Wanting to be very politica, one could even say that Disco Duck was a drug given by the system to the young people, to keep them from doing things more serious and dangerous to the status quo, like reading books, or listening to other music, like folk or protest music.

I will now dive into the era of baroque. The baroque era (1600-1750) corresponds in religion to the Counter-reform of the Catholic church (the answer to the Protestant reform), in politics to the triumph of absolutisms and the consolidation of national states, and in economics to the rise of mercantilism and the bourgeoisie.

During absolutism there was virtual identity beteween Church and State: this connection is best exemplified by famous cardinal Richelieu, who held tremendous political power in France.

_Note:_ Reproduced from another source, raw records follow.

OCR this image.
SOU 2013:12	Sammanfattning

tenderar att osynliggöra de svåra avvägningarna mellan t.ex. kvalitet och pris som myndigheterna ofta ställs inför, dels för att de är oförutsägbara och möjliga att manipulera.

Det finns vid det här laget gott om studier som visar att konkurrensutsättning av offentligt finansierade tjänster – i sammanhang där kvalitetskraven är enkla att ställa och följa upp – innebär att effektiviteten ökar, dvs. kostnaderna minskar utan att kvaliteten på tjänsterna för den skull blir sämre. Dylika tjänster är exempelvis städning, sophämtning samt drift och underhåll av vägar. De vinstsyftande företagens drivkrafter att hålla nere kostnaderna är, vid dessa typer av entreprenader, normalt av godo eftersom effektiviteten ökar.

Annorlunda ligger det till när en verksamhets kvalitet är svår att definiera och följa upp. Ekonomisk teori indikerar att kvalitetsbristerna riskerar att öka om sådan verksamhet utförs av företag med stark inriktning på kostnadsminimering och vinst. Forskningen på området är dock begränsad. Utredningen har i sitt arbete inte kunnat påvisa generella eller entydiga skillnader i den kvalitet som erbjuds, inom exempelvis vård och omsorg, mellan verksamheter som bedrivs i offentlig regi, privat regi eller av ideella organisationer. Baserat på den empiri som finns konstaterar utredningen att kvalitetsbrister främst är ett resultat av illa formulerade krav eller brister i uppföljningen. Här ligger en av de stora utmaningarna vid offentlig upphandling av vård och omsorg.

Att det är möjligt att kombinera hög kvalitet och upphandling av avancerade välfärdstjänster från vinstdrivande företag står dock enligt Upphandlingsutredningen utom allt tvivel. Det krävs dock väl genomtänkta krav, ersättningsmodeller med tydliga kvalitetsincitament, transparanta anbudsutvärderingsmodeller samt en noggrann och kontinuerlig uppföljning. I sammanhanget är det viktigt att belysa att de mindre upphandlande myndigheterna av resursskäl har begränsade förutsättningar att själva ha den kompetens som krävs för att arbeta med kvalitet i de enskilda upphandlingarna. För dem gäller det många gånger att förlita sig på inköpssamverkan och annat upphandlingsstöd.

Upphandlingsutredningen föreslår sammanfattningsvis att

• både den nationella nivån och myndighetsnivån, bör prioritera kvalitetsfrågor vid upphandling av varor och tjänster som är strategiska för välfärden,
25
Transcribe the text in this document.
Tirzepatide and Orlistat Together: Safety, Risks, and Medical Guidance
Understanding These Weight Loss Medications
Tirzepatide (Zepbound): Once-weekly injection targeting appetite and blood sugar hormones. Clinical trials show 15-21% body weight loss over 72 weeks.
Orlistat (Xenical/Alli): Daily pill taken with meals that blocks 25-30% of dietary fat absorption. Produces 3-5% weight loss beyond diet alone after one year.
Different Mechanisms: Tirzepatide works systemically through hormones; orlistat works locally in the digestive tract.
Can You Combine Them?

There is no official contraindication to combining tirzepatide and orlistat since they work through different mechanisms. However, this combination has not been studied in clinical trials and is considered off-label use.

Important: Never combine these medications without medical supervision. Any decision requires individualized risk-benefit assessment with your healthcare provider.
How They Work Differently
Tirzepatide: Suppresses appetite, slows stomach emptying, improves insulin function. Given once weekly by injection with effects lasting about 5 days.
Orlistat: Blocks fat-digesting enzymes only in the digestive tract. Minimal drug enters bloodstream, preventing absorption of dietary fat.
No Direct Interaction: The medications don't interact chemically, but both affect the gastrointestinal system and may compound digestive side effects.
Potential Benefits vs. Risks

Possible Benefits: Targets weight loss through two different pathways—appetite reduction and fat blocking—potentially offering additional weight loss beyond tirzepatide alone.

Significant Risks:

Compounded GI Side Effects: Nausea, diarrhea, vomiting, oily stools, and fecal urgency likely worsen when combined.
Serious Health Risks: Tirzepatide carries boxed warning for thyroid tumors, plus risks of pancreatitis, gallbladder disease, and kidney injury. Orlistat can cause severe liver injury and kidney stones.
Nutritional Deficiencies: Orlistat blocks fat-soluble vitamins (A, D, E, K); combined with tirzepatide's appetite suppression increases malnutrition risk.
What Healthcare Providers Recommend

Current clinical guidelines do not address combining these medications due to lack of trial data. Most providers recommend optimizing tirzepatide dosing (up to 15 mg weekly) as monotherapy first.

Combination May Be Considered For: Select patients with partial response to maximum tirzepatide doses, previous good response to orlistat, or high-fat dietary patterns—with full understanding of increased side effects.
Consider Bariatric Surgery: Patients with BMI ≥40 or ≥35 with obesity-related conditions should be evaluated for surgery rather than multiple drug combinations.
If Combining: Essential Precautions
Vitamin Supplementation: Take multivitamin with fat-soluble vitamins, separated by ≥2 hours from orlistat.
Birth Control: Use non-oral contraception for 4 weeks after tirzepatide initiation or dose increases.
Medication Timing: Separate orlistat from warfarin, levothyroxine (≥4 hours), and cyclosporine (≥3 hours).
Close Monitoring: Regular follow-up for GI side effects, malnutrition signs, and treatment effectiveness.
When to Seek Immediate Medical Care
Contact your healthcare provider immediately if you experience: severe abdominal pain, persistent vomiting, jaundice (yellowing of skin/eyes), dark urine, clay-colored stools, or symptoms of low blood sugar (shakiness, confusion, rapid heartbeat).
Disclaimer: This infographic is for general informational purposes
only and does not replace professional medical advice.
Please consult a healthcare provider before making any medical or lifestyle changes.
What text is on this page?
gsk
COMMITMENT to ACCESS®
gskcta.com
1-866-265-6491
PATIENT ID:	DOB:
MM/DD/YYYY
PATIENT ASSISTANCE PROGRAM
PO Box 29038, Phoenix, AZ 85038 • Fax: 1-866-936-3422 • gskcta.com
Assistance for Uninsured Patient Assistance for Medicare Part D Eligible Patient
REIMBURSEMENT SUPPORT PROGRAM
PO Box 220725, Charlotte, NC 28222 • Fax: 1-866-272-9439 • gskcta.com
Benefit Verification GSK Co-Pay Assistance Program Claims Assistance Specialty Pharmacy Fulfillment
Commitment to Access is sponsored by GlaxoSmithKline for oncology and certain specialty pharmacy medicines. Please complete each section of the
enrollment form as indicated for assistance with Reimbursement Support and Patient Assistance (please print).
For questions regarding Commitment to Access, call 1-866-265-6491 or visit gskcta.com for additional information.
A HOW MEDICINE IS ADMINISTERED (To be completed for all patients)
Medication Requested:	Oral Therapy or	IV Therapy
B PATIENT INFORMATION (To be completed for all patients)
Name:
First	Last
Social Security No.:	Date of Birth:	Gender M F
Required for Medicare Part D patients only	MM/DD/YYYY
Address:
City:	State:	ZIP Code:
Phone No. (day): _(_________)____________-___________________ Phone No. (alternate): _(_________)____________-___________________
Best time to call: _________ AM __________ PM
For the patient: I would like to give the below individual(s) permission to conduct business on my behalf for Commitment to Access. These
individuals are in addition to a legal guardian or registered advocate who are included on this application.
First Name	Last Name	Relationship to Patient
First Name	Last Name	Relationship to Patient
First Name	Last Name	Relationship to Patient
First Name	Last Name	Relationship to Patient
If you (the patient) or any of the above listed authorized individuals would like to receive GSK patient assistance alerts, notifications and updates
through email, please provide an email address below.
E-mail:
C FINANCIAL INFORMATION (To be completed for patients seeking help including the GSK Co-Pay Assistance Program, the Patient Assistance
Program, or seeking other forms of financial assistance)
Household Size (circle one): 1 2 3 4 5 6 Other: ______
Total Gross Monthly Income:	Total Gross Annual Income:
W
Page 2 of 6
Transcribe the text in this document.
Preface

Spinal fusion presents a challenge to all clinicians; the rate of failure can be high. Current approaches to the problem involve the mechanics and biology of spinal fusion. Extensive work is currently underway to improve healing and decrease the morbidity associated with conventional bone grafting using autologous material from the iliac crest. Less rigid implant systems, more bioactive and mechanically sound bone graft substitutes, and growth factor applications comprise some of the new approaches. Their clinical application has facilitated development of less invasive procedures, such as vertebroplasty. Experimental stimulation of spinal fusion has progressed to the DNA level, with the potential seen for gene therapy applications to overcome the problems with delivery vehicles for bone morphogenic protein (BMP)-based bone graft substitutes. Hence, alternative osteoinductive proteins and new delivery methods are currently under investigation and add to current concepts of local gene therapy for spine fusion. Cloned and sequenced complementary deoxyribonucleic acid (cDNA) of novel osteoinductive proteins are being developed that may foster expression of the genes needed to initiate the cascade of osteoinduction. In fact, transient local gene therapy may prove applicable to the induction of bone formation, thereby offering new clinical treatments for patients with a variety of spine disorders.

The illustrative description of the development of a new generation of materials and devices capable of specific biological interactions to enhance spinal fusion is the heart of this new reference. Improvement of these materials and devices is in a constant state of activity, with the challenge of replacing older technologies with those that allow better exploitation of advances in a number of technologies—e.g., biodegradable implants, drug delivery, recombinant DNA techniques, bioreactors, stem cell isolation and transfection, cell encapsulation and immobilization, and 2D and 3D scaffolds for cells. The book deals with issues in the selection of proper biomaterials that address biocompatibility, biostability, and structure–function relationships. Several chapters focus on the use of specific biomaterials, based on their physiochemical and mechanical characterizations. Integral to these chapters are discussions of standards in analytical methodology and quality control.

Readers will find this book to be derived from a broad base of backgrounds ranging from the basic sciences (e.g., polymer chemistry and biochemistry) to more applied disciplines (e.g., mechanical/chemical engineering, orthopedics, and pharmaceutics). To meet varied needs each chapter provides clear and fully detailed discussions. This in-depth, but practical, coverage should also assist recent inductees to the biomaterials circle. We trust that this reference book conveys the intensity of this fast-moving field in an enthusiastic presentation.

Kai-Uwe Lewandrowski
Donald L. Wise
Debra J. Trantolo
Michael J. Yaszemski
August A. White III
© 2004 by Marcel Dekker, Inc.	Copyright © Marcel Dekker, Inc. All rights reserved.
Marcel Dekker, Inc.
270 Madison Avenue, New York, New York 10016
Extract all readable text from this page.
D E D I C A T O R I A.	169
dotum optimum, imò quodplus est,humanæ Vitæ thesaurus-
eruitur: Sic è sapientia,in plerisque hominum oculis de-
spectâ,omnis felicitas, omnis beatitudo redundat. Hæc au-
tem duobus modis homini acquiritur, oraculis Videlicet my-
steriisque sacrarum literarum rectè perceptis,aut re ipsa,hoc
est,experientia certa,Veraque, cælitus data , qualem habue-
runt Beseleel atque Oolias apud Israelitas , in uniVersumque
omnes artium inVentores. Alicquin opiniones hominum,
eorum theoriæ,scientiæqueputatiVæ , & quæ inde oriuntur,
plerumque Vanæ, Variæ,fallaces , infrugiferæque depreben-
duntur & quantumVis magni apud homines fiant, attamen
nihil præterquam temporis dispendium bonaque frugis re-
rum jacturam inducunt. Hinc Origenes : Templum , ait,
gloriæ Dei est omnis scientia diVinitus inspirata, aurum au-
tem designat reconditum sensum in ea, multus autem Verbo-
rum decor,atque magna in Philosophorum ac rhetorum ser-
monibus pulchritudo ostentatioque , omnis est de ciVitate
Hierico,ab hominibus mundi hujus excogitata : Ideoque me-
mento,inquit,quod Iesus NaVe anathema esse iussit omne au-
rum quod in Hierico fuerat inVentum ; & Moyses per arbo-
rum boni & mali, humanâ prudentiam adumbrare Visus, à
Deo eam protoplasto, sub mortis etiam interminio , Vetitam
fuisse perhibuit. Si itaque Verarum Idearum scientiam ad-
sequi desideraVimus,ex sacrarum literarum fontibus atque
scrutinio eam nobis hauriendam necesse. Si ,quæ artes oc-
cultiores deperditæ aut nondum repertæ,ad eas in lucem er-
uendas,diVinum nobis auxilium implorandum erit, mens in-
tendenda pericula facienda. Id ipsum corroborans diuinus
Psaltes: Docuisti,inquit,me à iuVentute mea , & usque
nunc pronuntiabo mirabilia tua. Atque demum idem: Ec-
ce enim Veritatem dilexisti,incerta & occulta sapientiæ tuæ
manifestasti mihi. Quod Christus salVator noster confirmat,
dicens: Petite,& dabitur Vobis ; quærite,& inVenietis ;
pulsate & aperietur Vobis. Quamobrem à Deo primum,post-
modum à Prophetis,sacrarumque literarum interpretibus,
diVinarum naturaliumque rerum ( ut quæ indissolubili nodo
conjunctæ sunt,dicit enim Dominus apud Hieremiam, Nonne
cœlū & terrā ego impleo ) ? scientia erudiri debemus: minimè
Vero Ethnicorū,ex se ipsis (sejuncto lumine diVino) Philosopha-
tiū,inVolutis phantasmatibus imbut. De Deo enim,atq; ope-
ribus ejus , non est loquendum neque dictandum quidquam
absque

Both these institutions used the arts as a mean to represent their power.

So, display of splendor was one of the main social functions of music for the church and the baroque courts. Like all baroque arts, music too was bound socially to the aristocracy; both the nobility and the clergy served as patrons. In Venice, where there was a republic, the state paid musicians.

Having a musician was a status-symbol for the noblemen. Consistent with the predominantly private organization of musical life (although there were some sorts of musicians' unions), the social position of the musician was in principle dependent on a patron, a sponsor.

Self-supporting composers who made their living from proceeds of their music, which is now the norm, did not exist then. The dependence on an aristocratis patron put the musician in the servant class. Like bakers and tailors, he had to wear livery, and had to come up with one new dance for every weekend, for the luxurious parties his patron held.

The same goes for musicians dependent on the Church: Johann Sebastian Bach had to deliver one new chorale every Sunday. Today, in a way, it's just the same: the Rolling Stones just signed a contract for six Lp's in five years.